The plan also is to suspend the city’s Historic Landmarks Preservation Commission, said Laurel Prevetti, assistant director of planning, building and code enforcement for the city. The commission oversees applications for landmark status at the state and local level and nominates potential historic landmarks. More important for property owners and would-be developers, the commission has actively identified potential landmarks in the past and processed them. Now the private sector must absorb that duty, she said.


“That is a pretty significant loss,” Prevetti said. “It shows the kind of choices that the council has ahead of them.”


This is the ninth consecutive year that San Jose has experienced revenue shortfalls compared to its projected spending. Including proposals for the 2010-11 fiscal year outlined in the city manager’s budget message, the city has cut its annual spending by nearly $600 million over the last nine years.


In a speech to approximately 250 Rotary Club members and their guests in San Jose on May 5, San Jose Mayor Chuck Reed traced the city’s current fiscal dilemmas to decisions made in the heady days of the Internet boom, including significant increases to public pensions led by the California legislature in 1999.


“We thought revenues would keep going up forever, and we were all going to be rich. We increased pensions by 50 percent. That turned out to be the greatest financial scam in the history of the state of California,” he said.
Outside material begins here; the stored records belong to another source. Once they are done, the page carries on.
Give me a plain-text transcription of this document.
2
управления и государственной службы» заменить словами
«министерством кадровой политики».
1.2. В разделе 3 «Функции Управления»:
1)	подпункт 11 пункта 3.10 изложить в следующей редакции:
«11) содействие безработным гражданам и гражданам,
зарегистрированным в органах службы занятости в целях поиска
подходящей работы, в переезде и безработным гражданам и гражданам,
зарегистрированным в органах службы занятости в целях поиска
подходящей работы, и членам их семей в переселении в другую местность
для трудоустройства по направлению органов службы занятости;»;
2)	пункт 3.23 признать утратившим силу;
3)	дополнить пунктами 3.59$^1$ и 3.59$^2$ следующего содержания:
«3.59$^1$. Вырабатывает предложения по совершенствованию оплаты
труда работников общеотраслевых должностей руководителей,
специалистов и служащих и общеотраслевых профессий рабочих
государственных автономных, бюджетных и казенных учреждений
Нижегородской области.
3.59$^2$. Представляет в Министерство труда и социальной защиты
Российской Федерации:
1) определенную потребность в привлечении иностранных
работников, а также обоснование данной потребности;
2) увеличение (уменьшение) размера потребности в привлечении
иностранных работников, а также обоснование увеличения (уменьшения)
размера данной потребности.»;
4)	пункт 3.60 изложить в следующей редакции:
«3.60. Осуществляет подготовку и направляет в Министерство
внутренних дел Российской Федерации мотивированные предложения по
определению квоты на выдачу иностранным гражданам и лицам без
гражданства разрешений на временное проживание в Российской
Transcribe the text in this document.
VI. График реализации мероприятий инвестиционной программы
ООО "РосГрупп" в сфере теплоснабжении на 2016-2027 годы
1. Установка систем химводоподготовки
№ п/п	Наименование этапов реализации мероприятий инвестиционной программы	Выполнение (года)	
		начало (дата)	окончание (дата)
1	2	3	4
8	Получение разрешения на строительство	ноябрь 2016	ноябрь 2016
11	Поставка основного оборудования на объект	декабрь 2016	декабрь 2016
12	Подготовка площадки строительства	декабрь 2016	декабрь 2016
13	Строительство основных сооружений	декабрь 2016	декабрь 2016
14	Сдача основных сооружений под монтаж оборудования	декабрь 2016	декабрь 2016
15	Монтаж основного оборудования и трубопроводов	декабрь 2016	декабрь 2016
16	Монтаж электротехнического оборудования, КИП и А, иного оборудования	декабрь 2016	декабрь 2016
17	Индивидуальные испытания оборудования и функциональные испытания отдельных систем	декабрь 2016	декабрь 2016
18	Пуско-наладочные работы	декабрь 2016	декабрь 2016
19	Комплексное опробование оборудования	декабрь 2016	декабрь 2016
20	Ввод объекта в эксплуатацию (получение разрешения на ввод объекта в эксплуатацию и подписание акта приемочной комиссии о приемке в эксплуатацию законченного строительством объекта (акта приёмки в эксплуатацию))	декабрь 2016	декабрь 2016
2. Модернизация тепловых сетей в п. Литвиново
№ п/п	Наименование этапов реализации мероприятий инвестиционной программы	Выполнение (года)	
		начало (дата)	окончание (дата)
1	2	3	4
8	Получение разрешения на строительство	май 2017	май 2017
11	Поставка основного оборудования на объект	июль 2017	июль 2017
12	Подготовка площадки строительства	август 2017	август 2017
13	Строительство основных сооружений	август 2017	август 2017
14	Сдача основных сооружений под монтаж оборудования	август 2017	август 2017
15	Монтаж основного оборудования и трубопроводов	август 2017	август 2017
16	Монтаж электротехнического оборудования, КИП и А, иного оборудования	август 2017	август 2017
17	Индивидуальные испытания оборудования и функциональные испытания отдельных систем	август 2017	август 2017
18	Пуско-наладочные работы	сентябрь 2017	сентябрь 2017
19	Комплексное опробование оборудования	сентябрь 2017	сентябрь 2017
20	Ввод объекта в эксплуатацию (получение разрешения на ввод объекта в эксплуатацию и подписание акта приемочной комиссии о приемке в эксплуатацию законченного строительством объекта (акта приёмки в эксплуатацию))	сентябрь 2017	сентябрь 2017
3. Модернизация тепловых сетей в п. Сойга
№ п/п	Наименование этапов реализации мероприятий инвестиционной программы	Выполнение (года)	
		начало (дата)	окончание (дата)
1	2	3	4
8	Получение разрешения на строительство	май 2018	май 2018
Next year, the city faces a $60 million increase in its pension fund payments on top of $140 million it is already paying, the mayor said. Employee count has dropped from nearly 7,500 full-time equivalent positions at the peak of the dot-com boom to 5,656 next year. Since 2001, the average cost per employee has risen 64 percent, even as city revenues have climbed only 18 percent. The average cost per city employee has risen from $73,581 a year to $120,418, a rise of over 63 percent. Police and fire fighters’ average pay and benefits annually per worker is $181,000, nearly doubling in the last decade, according to the mayor.


Even with cuts, deficits are projected to continue in the next five fiscal years. Moreover, those deficits do not address an existing backlog totaling nearly $450 million in deferred and unmet infrastructure requirements and ongoing maintenance, the mayor said.


Even with such difficult fiscal decisions confronting the city, Horwedel said he sees some signs of optimism in his department. While there are few zoning-related requests or proposed general plan amendments, and the city has extended the life of some development permits for a number of years, a few companies are pushing forward with projects. Federal Realty Investment Trust has started construction on a new apartment community with more than 100 units at its wildly popular Santana Row shopping and lifestyle center. The Irvine Co., developer of North San Jose’s huge North Park Apartment Communities, is making plans to phase development of a neighboring site, Horwedel said. “They are trying to build in more bite-sized pieces,” he said.


Meanwhile, smaller projects consisting of homeowner and tenant improvements as well as some larger work by the electronics industry and solar panel manufacturers are also pushed through, he said.


“In the building permit world, we are optimistic,” he said. “The last couple of months have been good in terms of activity and revenue. But this is traditionally a busy time, and we are going to watch to see if October is as robust.”